Comment: Joey Coleman on how PhDs don't matter
Canada shines when it comes to educating youngsters. If only it could compete with its peers in higher education.
For the 10th year running, the Conference Board of Canada gave Canada a D grade for educating and graduating PhD students: Canada ranked last of 17 “peer countries” reviewed in the board's annual report card.
Canada was one of several countries to get a D, but it ranked the lowest out of all of them: It saw 209 people complete PhDs out of every 100,000 between the ages of 25 and 29 – below the United States, at 289 people, France at 259 and Japan at 210.

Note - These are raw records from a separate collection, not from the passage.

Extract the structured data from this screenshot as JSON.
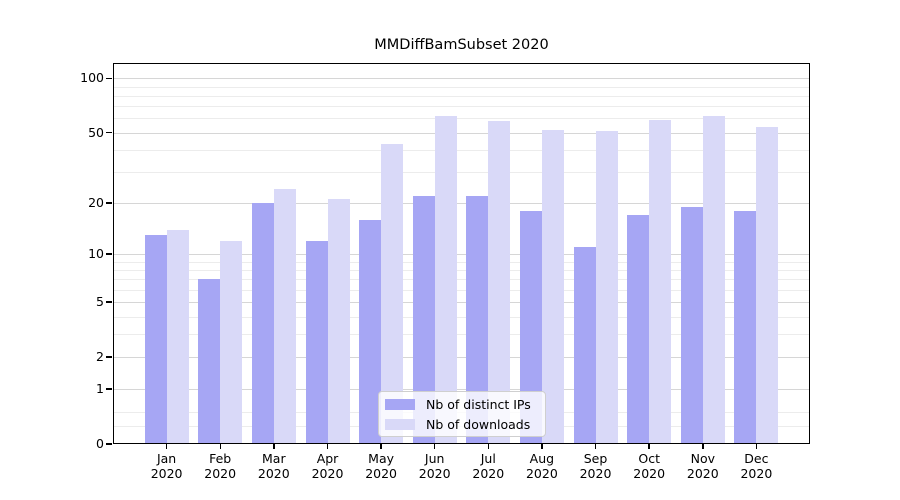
{
  "title": "MMDiffBamSubset 2020",
  "chart_data": {
    "type": "bar",
    "title": "MMDiffBamSubset 2020",
    "categories": [
      "Jan",
      "Feb",
      "Mar",
      "Apr",
      "May",
      "Jun",
      "Jul",
      "Aug",
      "Sep",
      "Oct",
      "Nov",
      "Dec"
    ],
    "category_year": "2020",
    "series": [
      {
        "name": "Nb of distinct IPs",
        "color": "#a6a6f4",
        "values": [
          13,
          7,
          20,
          12,
          16,
          22,
          22,
          18,
          11,
          17,
          19,
          18
        ]
      },
      {
        "name": "Nb of downloads",
        "color": "#d9d9f8",
        "values": [
          14,
          12,
          24,
          21,
          43,
          62,
          58,
          52,
          51,
          59,
          62,
          54
        ]
      }
    ],
    "y_scale": "log10(1+x)",
    "y_ticks": [
      0,
      1,
      2,
      5,
      10,
      20,
      50,
      100
    ],
    "y_minor_gridlines": [
      0.25,
      0.5,
      3,
      4,
      6,
      7,
      8,
      9,
      30,
      40,
      60,
      70,
      80,
      90
    ],
    "ylim": [
      0,
      120
    ],
    "xlabel": "",
    "ylabel": "",
    "grid": true,
    "legend_position": "bottom-center",
    "colors": {
      "major_grid": "#d6d6d6",
      "minor_grid": "#ececec",
      "spine": "#000000",
      "text": "#000000",
      "background": "#ffffff"
    }
  }
}
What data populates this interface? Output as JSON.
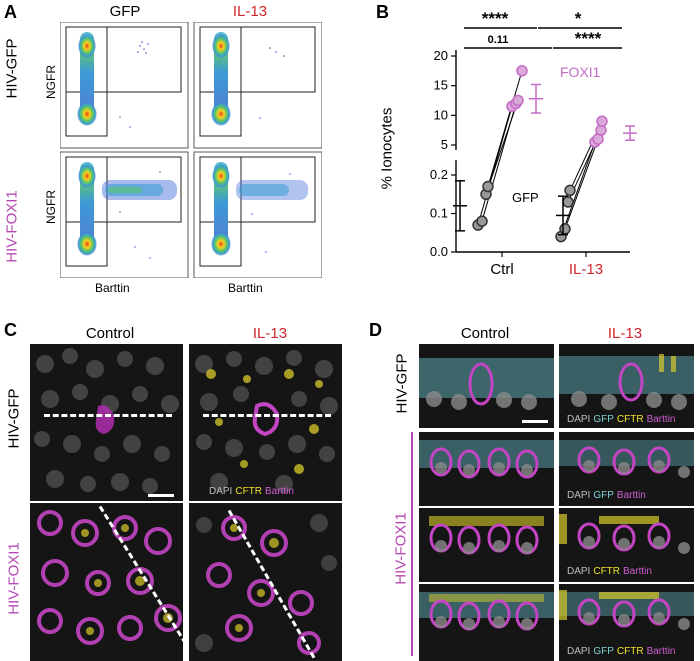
{
  "panels": {
    "A": "A",
    "B": "B",
    "C": "C",
    "D": "D"
  },
  "panel_a": {
    "col_headers": [
      "GFP",
      "IL-13"
    ],
    "row_labels": [
      "HIV-GFP",
      "HIV-FOXI1"
    ],
    "y_axis": "NGFR",
    "x_axis": "Barttin"
  },
  "chart_data": {
    "type": "scatter",
    "ylabel": "% Ionocytes",
    "categories": [
      "Ctrl",
      "IL-13"
    ],
    "broken_axis": true,
    "upper_ylim": [
      5,
      20
    ],
    "upper_ticks": [
      "5",
      "10",
      "15",
      "20"
    ],
    "lower_ylim": [
      0.0,
      0.2
    ],
    "lower_ticks": [
      "0.0",
      "0.1",
      "0.2"
    ],
    "series": [
      {
        "name": "GFP",
        "color": "#555555",
        "Ctrl": [
          0.07,
          0.08,
          0.15,
          0.17
        ],
        "IL-13": [
          0.04,
          0.06,
          0.13,
          0.16
        ],
        "mean_sd": {
          "Ctrl": [
            0.12,
            0.065
          ],
          "IL-13": [
            0.095,
            0.05
          ]
        }
      },
      {
        "name": "FOXI1",
        "color": "#c46cc4",
        "Ctrl": [
          11.5,
          12.0,
          12.5,
          17.5
        ],
        "IL-13": [
          5.5,
          6.0,
          7.5,
          9.0
        ],
        "mean_sd": {
          "Ctrl": [
            12.8,
            2.4
          ],
          "IL-13": [
            7.0,
            1.2
          ]
        }
      }
    ],
    "significance": [
      {
        "label": "****",
        "from": "Ctrl GFP",
        "to": "Ctrl FOXI1"
      },
      {
        "label": "*",
        "from": "Ctrl FOXI1",
        "to": "IL-13 FOXI1"
      },
      {
        "label": "0.11",
        "from": "Ctrl GFP",
        "to": "IL-13 GFP"
      },
      {
        "label": "****",
        "from": "IL-13 GFP",
        "to": "IL-13 FOXI1"
      }
    ]
  },
  "panel_c": {
    "col_headers": [
      "Control",
      "IL-13"
    ],
    "row_labels": [
      "HIV-GFP",
      "HIV-FOXI1"
    ],
    "stain": [
      "DAPI",
      "CFTR",
      "Barttin"
    ]
  },
  "panel_d": {
    "col_headers": [
      "Control",
      "IL-13"
    ],
    "row_labels": [
      "HIV-GFP",
      "HIV-FOXI1"
    ],
    "stains": [
      [
        "DAPI",
        "GFP",
        "CFTR",
        "Barttin"
      ],
      [
        "DAPI",
        "GFP",
        "Barttin"
      ],
      [
        "DAPI",
        "CFTR",
        "Barttin"
      ],
      [
        "DAPI",
        "GFP",
        "CFTR",
        "Barttin"
      ]
    ]
  },
  "colors": {
    "red": "#d0262d",
    "magenta": "#b548b3",
    "gray": "#555555"
  }
}
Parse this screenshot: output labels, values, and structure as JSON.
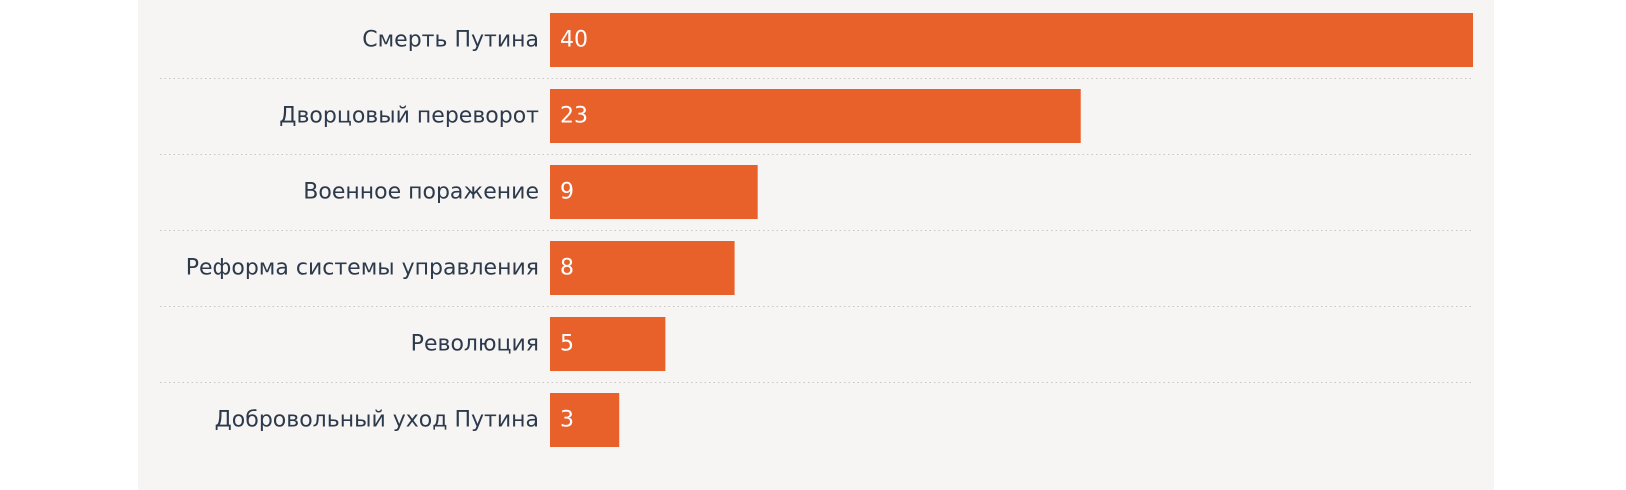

“Canada's graduation rate of doctoral students is strikingly low compared with its performance on other measures of education completion (high school, college, and university) and compared with its peers,” the report states.
In other areas Canada performed well: It improved its overall “education and skills” performance to an A from a B last year. Canada came second only to the United States in high-school completion, and was ranked first out of all 17 countries for college graduates.
But when it comes to higher education, Canada is falling behind: It ranked fifth out of 17 for university graduation, and dead last in churning out doctoral students.
Canada's poor PhD record “does not bode well for the future,” the report notes. “The failure to fund world-class universities is one explanation for Canada's comparative weaknesses in high-level academic achievement—and its associated weaknesses in innovation.”
Over the past several years, Canada's PhD ranking has actually declined.
This laggard status points, the report says, to systemic deficiencies in Canadian higher education that translates to multiple sectors.
“Canada's education system simply does not stimulate enough students to complete post-graduate degrees, especially in the science and technical disciplines that underpin innovation, because funding is too widely dispersed among an expanding number of universities,” the report states.
“While Canada has an above-average rate of high-school, college, and university completion ? it does not work as well for the more educated and innovative people at the high-end of the spectrum. Consequently, Canada has been able to fund only a handful of world-class research universities that attract talented people to study in Canada at the doctoral level.”
There's also less pay and employment incentive for Canadian students to pursue doctoral education: A 2007 report by the federal government noted that executives at Canadian companies are far less likely to have university degrees than at American companies.
“Despite the importance of Ph.D. graduates to innovation,” the Conference Board report states, “Canada's private sector does not provide strong enough incentives for students to strive for advanced science and technology skills and for business management skills. Compared to firms in the U.S., Canadian firms across most industries hire fewer Ph.D. graduates and pay them less.”
It all feeds into what many have identified as Canada's difficulty retaining its brightest stars, who often leave for greener pastures that offer more incentives for excellence, in terms of both education and careers. A report commissioned by Toronto's City Summit Alliance last year found people who leave Canada to work or study aren't easily enticed back.
“Highly skilled people are key to the creation, commercialization, and diffusion of innovation. Doctorate holders are not only the most qualified in terms of educational attainment, but they are also specifically trained to conduct research.”